Sì, perché sarà il cuore profondo, sarà la dinamite che c’è dentro di noi a trasmettere questa potenza alle nostre azioni che si riverseranno nella vita contemplativa, per quanti sono nei monasteri, e nella vita associativa o politica. Se vogliamo svolgere il nostro ruolo, dobbiamo ritornare al cuore, ovvero trovare un centro che ci unifichi profondamente come cristiani e che ci unisca gli uni agli altri per portare avanti questa missione insieme. Mi sembra che l’enciclica di Papa Francesco svolga questo ruolo di centro unificatore, di sintesi, che dà dinamismo, fa gioire e invia.

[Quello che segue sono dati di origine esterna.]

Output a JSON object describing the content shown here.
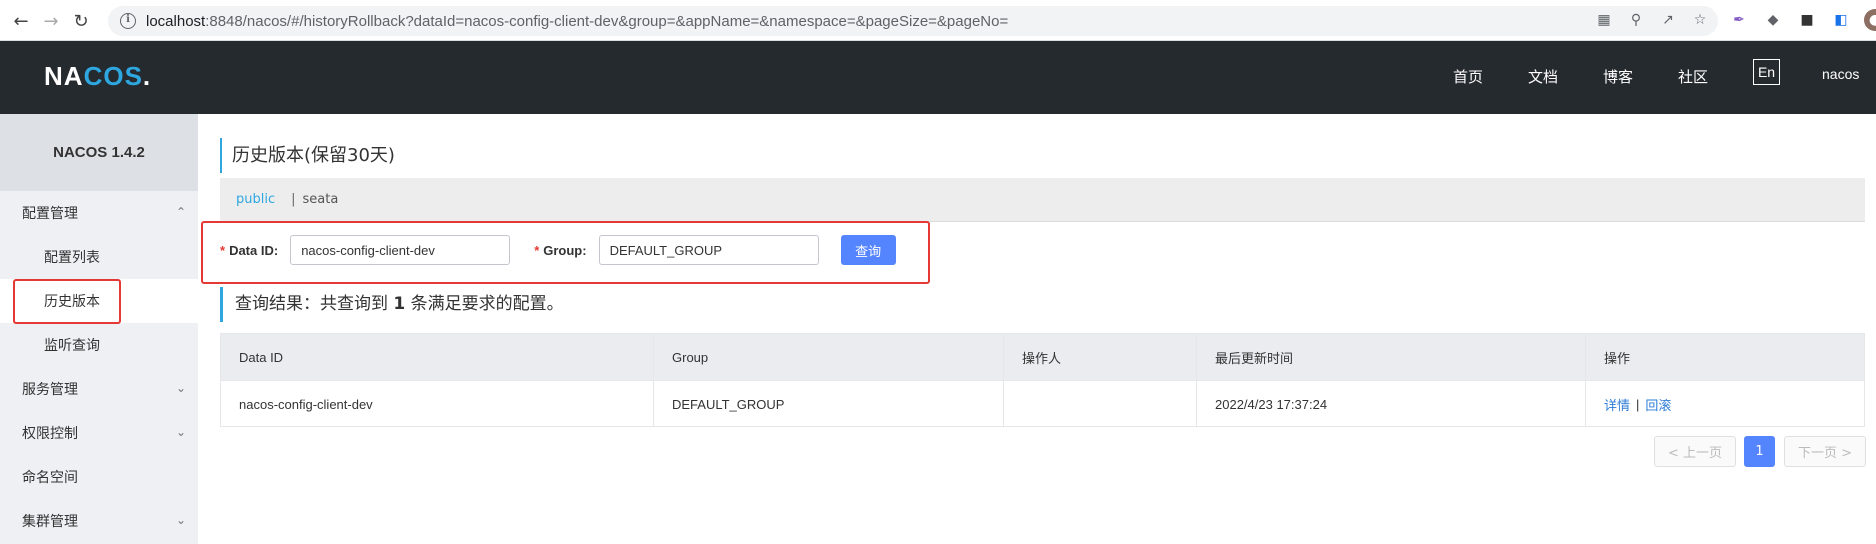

Si ha l’impressione che questo testo sia una sorta di base spirituale per le precedenti encicliche del Papa, quasi fosse un prequel di «Laudato si’» e «Fratelli tutti».

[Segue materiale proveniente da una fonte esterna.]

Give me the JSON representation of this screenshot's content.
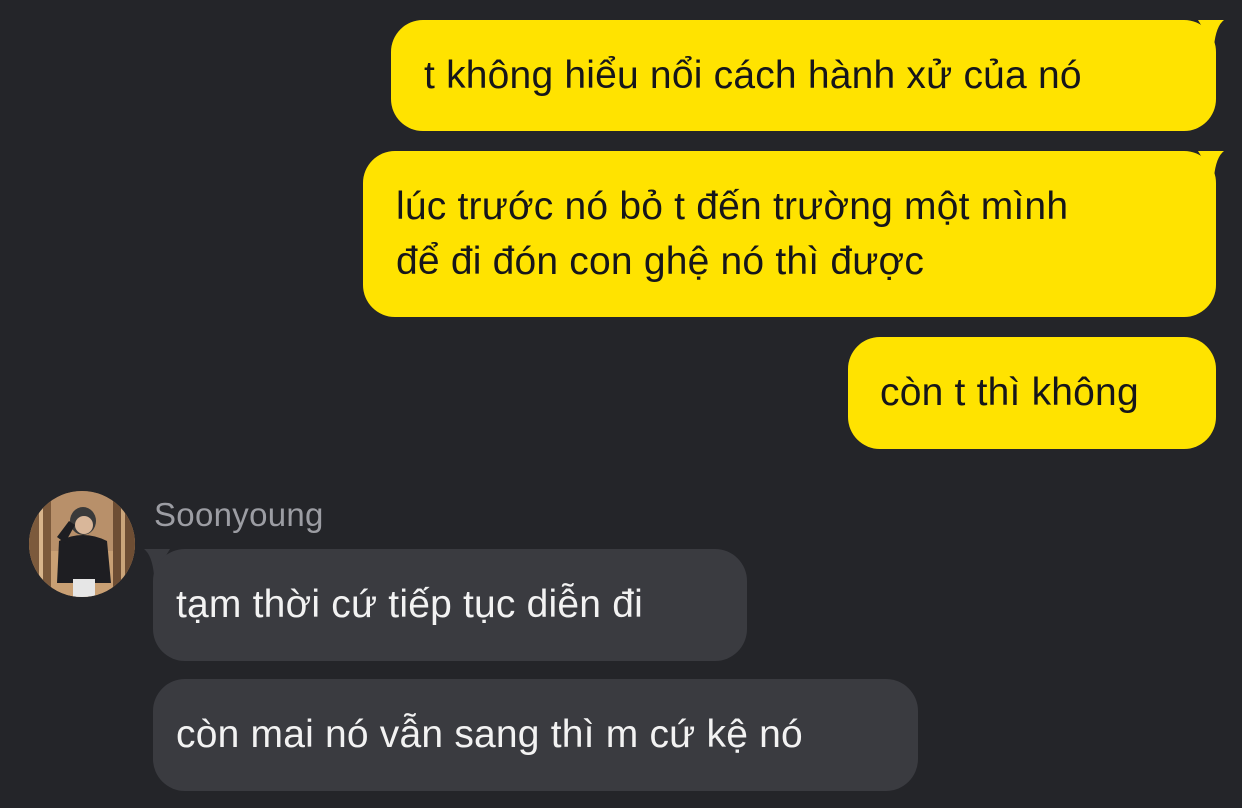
{
  "chat": {
    "outgoing": [
      {
        "lines": [
          "t không hiểu nổi cách hành xử của nó"
        ]
      },
      {
        "lines": [
          "lúc trước nó bỏ t đến trường một mình",
          "để đi đón con ghệ nó thì được"
        ]
      },
      {
        "lines": [
          "còn t thì không"
        ]
      }
    ],
    "contact": {
      "name": "Soonyoung",
      "avatar_icon": "profile-photo"
    },
    "incoming": [
      {
        "lines": [
          "tạm thời cứ tiếp tục diễn đi"
        ]
      },
      {
        "lines": [
          "còn mai nó vẫn sang thì m cứ kệ nó"
        ]
      }
    ]
  },
  "colors": {
    "background": "#242529",
    "outgoing_bubble": "#FFE300",
    "incoming_bubble": "#3a3b40",
    "name_text": "#9c9da3"
  }
}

Ciò che mi ha colpito profondamente è che questa enciclica è la chiave del pontificato. Forse alcune persone vedono il magistero di Francesco come molto politico o molto impegnato socialmente. Il Papa dice: tutto ciò ha senso e si può comprendere solo se avete la chiave. E la chiave è che Gesù è mite e umile di cuore, mosso a compassione davanti alle folle, come pecore senza pastore. È di questo che il Pontefice ci parla ed è questo che può incoraggiarci e forse riconciliarci, soprattutto per quanti sono un po’ destabilizzati dal magistero di Francesco. Tutto ciò può riconciliare profondamente l’insieme delle sensibilità presenti nella Chiesa, che troveranno in questo testo una sorta di unanimità, un solo cuore e una sola anima.

Che dire dell’abbondanza delle figure — intellettuali e santi — francesi menzionate dal Papa nell’enciclica?

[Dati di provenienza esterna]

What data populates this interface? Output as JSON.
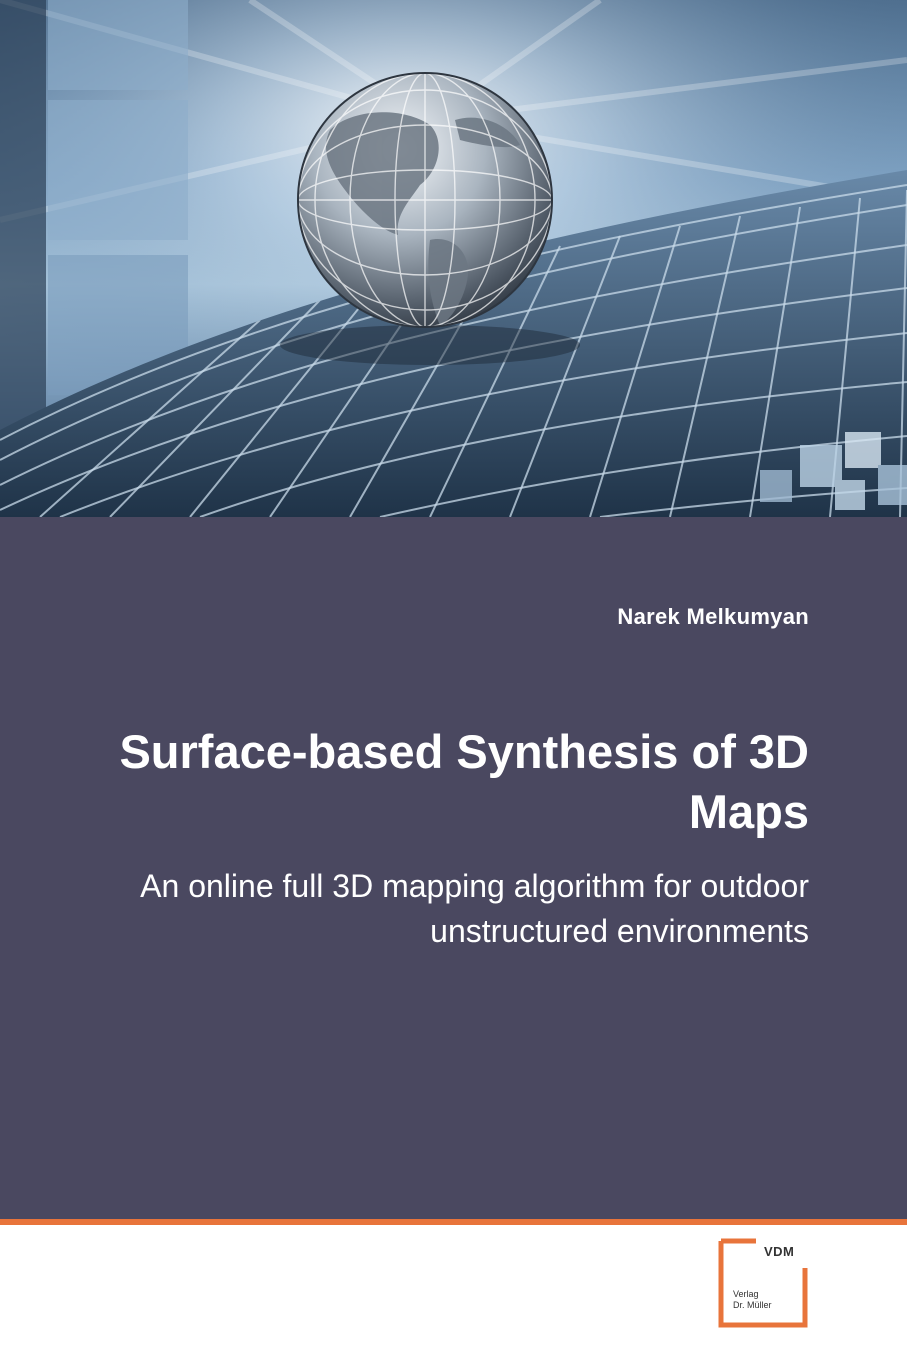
{
  "book": {
    "author": "Narek Melkumyan",
    "title": "Surface-based Synthesis of 3D Maps",
    "subtitle": "An online full 3D mapping algorithm for outdoor unstructured environments"
  },
  "publisher": {
    "logo_text": "VDM",
    "line1": "Verlag",
    "line2": "Dr. Müller"
  },
  "colors": {
    "panel": "#4a4860",
    "accent": "#e8743b",
    "sky": "#7fa3c4"
  },
  "illustration": {
    "icons": [
      "globe-icon",
      "grid-floor-icon",
      "window-frame-icon",
      "cube-cluster-icon"
    ]
  }
}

È davvero un fatto rilevante. Il Papa cita molti autori spirituali, soprattutto autori francesi, a lungo: san Francesco di Sales, santa Margherita Maria, san Claude La Colombière, san Charles de Foucauld, santa Teresa di Gesù Bambino, san Vincenzo de’ Paoli, il gesuita Michel de Certeau. Ed è quasi una provocazione per noi francesi. «Francia, che cosa hai fatto del cuore di Gesù?». Perché questa devozione ci è stata affidata in modo particolare. È una grazia, non per vantarsene, ma come una responsabilità. Dovremmo forse riappropriarci di ciò che abbiamo un po’ dimenticato. Oggi è come se il Papa stesse riaprendo i pozzi che erano stati un po’ insabbiati negli ultimi decenni. Ora il pozzo è libero: «Venite a bere alle sorgenti vive». Lì c’è un tesoro di cui abbiamo bisogno come Chiesa, perché il mondo ha bisogno di ardere, e questo documento è fuoco, perché parla del fuoco del Cuore di Gesù.